Temperature Scaling Attack Disrupting Model Confidence in Federated Learning

TL;DR

This paper introduces the Temperature Scaling Attack (TSA), a novel training-time attack that degrades model confidence calibration in federated learning without affecting accuracy, posing risks for mission-critical systems.

Contribution

The paper presents TSA, a new attack method that systematically distorts confidence calibration in federated learning while maintaining accuracy, and analyzes its effectiveness and defenses.

Findings

TSA significantly increases calibration error (e.g., 145% on CIFAR-100)

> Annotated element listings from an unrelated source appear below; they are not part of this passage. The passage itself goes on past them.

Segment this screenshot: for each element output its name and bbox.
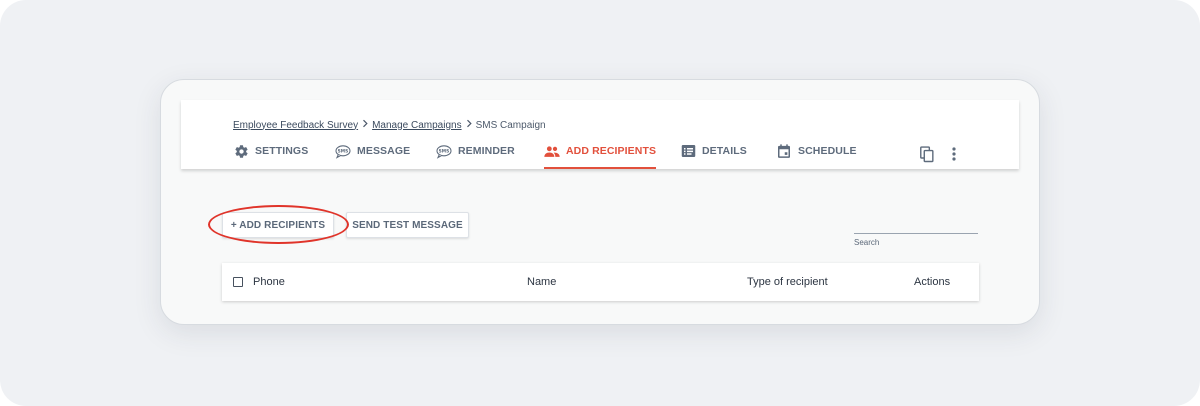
tab-label: SETTINGS [255,145,309,157]
breadcrumb-survey-link[interactable]: Employee Feedback Survey [233,120,358,131]
svg-text:SMS: SMS [338,148,349,154]
column-header-actions: Actions [914,276,951,288]
copy-icon[interactable] [919,145,935,163]
tab-label: SCHEDULE [798,145,857,157]
tab-settings[interactable]: SETTINGS [233,142,308,169]
svg-text:SMS: SMS [439,148,450,154]
sms-bubble-icon: SMS [335,142,351,160]
breadcrumb-campaigns-link[interactable]: Manage Campaigns [372,120,462,131]
chevron-right-icon [462,119,476,131]
calendar-icon [776,142,792,160]
column-header-type[interactable]: Type of recipient [747,263,828,301]
send-test-message-button[interactable]: SEND TEST MESSAGE [346,212,469,238]
tab-details[interactable]: DETAILS [680,142,747,169]
column-header-phone[interactable]: Phone [253,263,285,301]
select-all-checkbox[interactable] [233,277,243,287]
tab-label: REMINDER [458,145,515,157]
search-input[interactable] [854,214,978,234]
more-vertical-icon[interactable] [946,145,962,163]
tab-label: ADD RECIPIENTS [566,145,657,157]
add-recipients-button[interactable]: + ADD RECIPIENTS [222,212,334,238]
gear-icon [233,142,249,160]
list-box-icon [680,142,696,160]
tab-label: MESSAGE [357,145,411,157]
column-header-name[interactable]: Name [527,263,556,301]
tab-schedule[interactable]: SCHEDULE [776,142,857,169]
breadcrumb-current: SMS Campaign [475,119,546,131]
tab-add-recipients[interactable]: ADD RECIPIENTS [544,142,657,169]
tab-label: DETAILS [702,145,747,157]
people-icon [544,142,560,160]
recipients-table-header: Phone Name Type of recipient Actions [222,263,979,301]
tab-reminder[interactable]: SMS REMINDER [436,142,515,169]
tab-message[interactable]: SMS MESSAGE [335,142,410,169]
breadcrumb: Employee Feedback Survey Manage Campaign… [233,118,546,132]
sms-bubble-icon: SMS [436,142,452,160]
chevron-right-icon [358,119,372,131]
search-label: Search [854,238,880,247]
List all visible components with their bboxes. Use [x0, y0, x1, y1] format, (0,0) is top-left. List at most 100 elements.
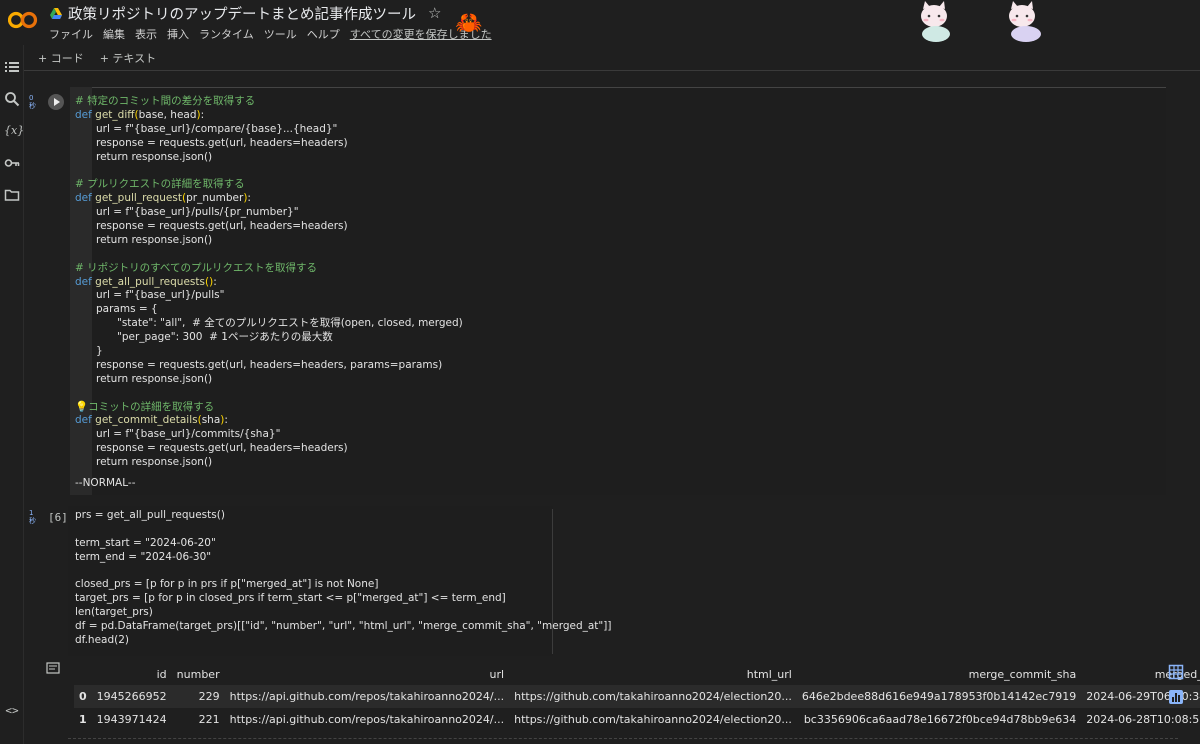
table-header: id number url html_url merge_commit_sha merge… — [74, 663, 1200, 685]
menu-item[interactable]: ランタイム — [199, 26, 254, 42]
code-line: url = f"{base_url}/pulls" — [96, 289, 225, 302]
notebook-area: 0 秒 # 特定のコミット間の差分を取得する def get_diff(base,… — [24, 72, 1200, 744]
secrets-key-icon[interactable] — [4, 155, 20, 171]
code-line: return response.json() — [96, 372, 213, 385]
column-header[interactable] — [74, 663, 92, 685]
menu-item[interactable]: ファイル — [49, 26, 93, 42]
cat-sticker-icon — [921, 1, 950, 42]
code-line: url = f"{base_url}/commits/{sha}" — [96, 428, 281, 441]
function-name: get_commit_details — [95, 414, 198, 427]
code-line: def get_pull_request(pr_number): — [75, 192, 251, 205]
code-line: "state": "all", # 全てのプルリクエストを取得(open, cl… — [117, 317, 463, 330]
row-index: 1 — [79, 713, 87, 726]
table-cell: 229 — [198, 690, 220, 703]
code-line: def get_diff(base, head): — [75, 108, 205, 121]
code-line: response = requests.get(url, headers=hea… — [96, 442, 348, 455]
code-line: return response.json() — [96, 150, 213, 163]
code-line: response = requests.get(url, headers=hea… — [96, 136, 348, 149]
title-row: 政策リポジトリのアップデートまとめ記事作成ツール ☆ — [50, 3, 441, 23]
table-cell: 1945266952 — [96, 690, 167, 703]
code-line: # プルリクエストの詳細を取得する — [75, 178, 245, 191]
chart-icon[interactable] — [1168, 689, 1184, 705]
column-header[interactable]: number — [172, 663, 225, 685]
code-line: target_prs = [p for p in closed_prs if t… — [75, 592, 506, 605]
cat-sticker-icon — [1009, 1, 1041, 42]
table-cell: 646e2bdee88d616e949a178953f0b14142ec7919 — [801, 690, 1077, 703]
code-line: url = f"{base_url}/pulls/{pr_number}" — [96, 206, 299, 219]
code-snippets-icon[interactable]: <> — [4, 703, 20, 719]
exec-time: 1 秒 — [29, 509, 36, 525]
exec-time: 0 秒 — [29, 94, 36, 110]
function-name: get_all_pull_requests — [95, 275, 205, 288]
table-cell: https://api.github.com/repos/takahiroann… — [229, 690, 505, 703]
execution-count: [6] — [48, 511, 68, 524]
code-line: # 特定のコミット間の差分を取得する — [75, 95, 256, 107]
vim-status: --NORMAL-- — [75, 477, 136, 489]
table-cell: 2024-06-28T10:08:58Z — [1086, 713, 1200, 726]
column-header[interactable]: html_url — [509, 663, 797, 685]
code-editor[interactable]: prs = get_all_pull_requests() term_start… — [75, 509, 611, 648]
top-bar: 政策リポジトリのアップデートまとめ記事作成ツール ☆ ファイル 編集 表示 挿入 ランタ… — [0, 0, 1200, 45]
function-params: sha — [201, 414, 221, 427]
code-line: "per_page": 300 # 1ページあたりの最大数 — [117, 331, 333, 344]
add-text-button[interactable]: + テキスト — [100, 50, 156, 66]
output-actions-icon[interactable] — [46, 662, 60, 674]
menu-item[interactable]: ヘルプ — [307, 26, 340, 42]
menu-item[interactable]: ツール — [264, 26, 297, 42]
add-code-button[interactable]: + コード — [38, 50, 84, 66]
code-line: df.head(2) — [75, 634, 130, 647]
code-editor[interactable]: # 特定のコミット間の差分を取得する def get_diff(base, hea… — [75, 95, 463, 470]
function-params: base, head — [138, 108, 197, 121]
table-cell: https://github.com/takahiroanno2024/elec… — [514, 690, 792, 703]
dataframe-table: id number url html_url merge_commit_sha merge… — [74, 663, 1200, 731]
table-cell: https://github.com/takahiroanno2024/elec… — [514, 713, 792, 726]
code-line: response = requests.get(url, headers=hea… — [96, 220, 348, 233]
code-line: prs = get_all_pull_requests() — [75, 509, 225, 521]
column-header[interactable]: merge_commit_sha — [797, 663, 1081, 685]
drive-icon — [50, 7, 62, 19]
folder-icon[interactable] — [4, 187, 20, 203]
table-cell: https://api.github.com/repos/takahiroann… — [229, 713, 505, 726]
colab-logo[interactable] — [8, 10, 38, 30]
table-row: 1 1943971424 221 https://api.github.com/rep… — [74, 708, 1200, 731]
function-name: get_diff — [95, 108, 135, 121]
table-row: 0 1945266952 229 https://api.github.com/rep… — [74, 685, 1200, 708]
crab-icon: 🦀 — [455, 11, 483, 36]
code-line: params = { — [96, 303, 158, 316]
table-icon[interactable] — [1168, 664, 1184, 680]
output-separator — [68, 738, 1178, 739]
code-line: def get_commit_details(sha): — [75, 414, 228, 427]
code-line: response = requests.get(url, headers=hea… — [96, 358, 443, 371]
column-header[interactable]: url — [225, 663, 510, 685]
code-line: } — [96, 345, 103, 358]
menu-bar: ファイル 編集 表示 挿入 ランタイム ツール ヘルプ すべての変更を保存しました — [49, 26, 492, 42]
toc-icon[interactable] — [4, 59, 20, 75]
run-icon[interactable] — [48, 94, 64, 110]
row-index: 0 — [79, 690, 87, 703]
code-line: closed_prs = [p for p in prs if p["merge… — [75, 578, 379, 591]
table-cell: 221 — [198, 713, 220, 726]
code-line: term_start = "2024-06-20" — [75, 536, 216, 549]
menu-item[interactable]: 編集 — [103, 26, 125, 42]
code-line: return response.json() — [96, 233, 213, 246]
notebook-title[interactable]: 政策リポジトリのアップデートまとめ記事作成ツール — [68, 3, 416, 24]
star-icon[interactable]: ☆ — [428, 4, 441, 22]
menu-item[interactable]: 表示 — [135, 26, 157, 42]
variables-icon[interactable]: {x} — [4, 123, 24, 139]
menu-item[interactable]: 挿入 — [167, 26, 189, 42]
search-icon[interactable] — [4, 91, 20, 107]
code-line: # リポジトリのすべてのプルリクエストを取得する — [75, 261, 317, 274]
column-header[interactable]: id — [92, 663, 172, 685]
function-params: pr_number — [186, 192, 244, 205]
code-line: len(target_prs) — [75, 606, 153, 619]
code-line: return response.json() — [96, 456, 213, 469]
left-sidebar: {x} <> — [0, 45, 24, 744]
code-line: df = pd.DataFrame(target_prs)[["id", "nu… — [75, 620, 612, 633]
code-line: term_end = "2024-06-30" — [75, 550, 212, 563]
table-cell: 1943971424 — [96, 713, 167, 726]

TSA maintains accuracy while degrading confidence calibration

Confidence manipulation can cause critical missed detections or false alarms

Abstract

Predictive confidence serves as a foundational control signal in mission-critical systems, directly governing risk-aware logic such as escalation, abstention, and conservative fallback. While prior federated learning attacks predominantly target accuracy or implant backdoors, we identify confidence calibration as a distinct attack objective. We present the Temperature Scaling Attack (TSA), a training-time attack that degrades calibration while preserving accuracy. By injecting temperature scaling with learning rate-temperature coupling during local training, malicious updates maintain benign-like optimization behavior, evading accuracy-based monitoring and similarity-based detection. We provide a convergence analysis under non-IID settings, showing that this coupling preserves standard convergence bounds while systematically distorting confidence. Across three benchmarks, TSA substantially shifts calibration (e.g., 145% error increase on CIFAR-100) with <2 accuracy change, and remains effective under robust aggregation and post-hoc calibration defenses. Case studies further show that confidence manipulation can cause up to 7.2x increases in missed critical cases (healthcare) or false alarms (autonomous driving), even when accuracy is unchanged. Overall, our results establish calibration integrity as a critical attack surface in federated learning.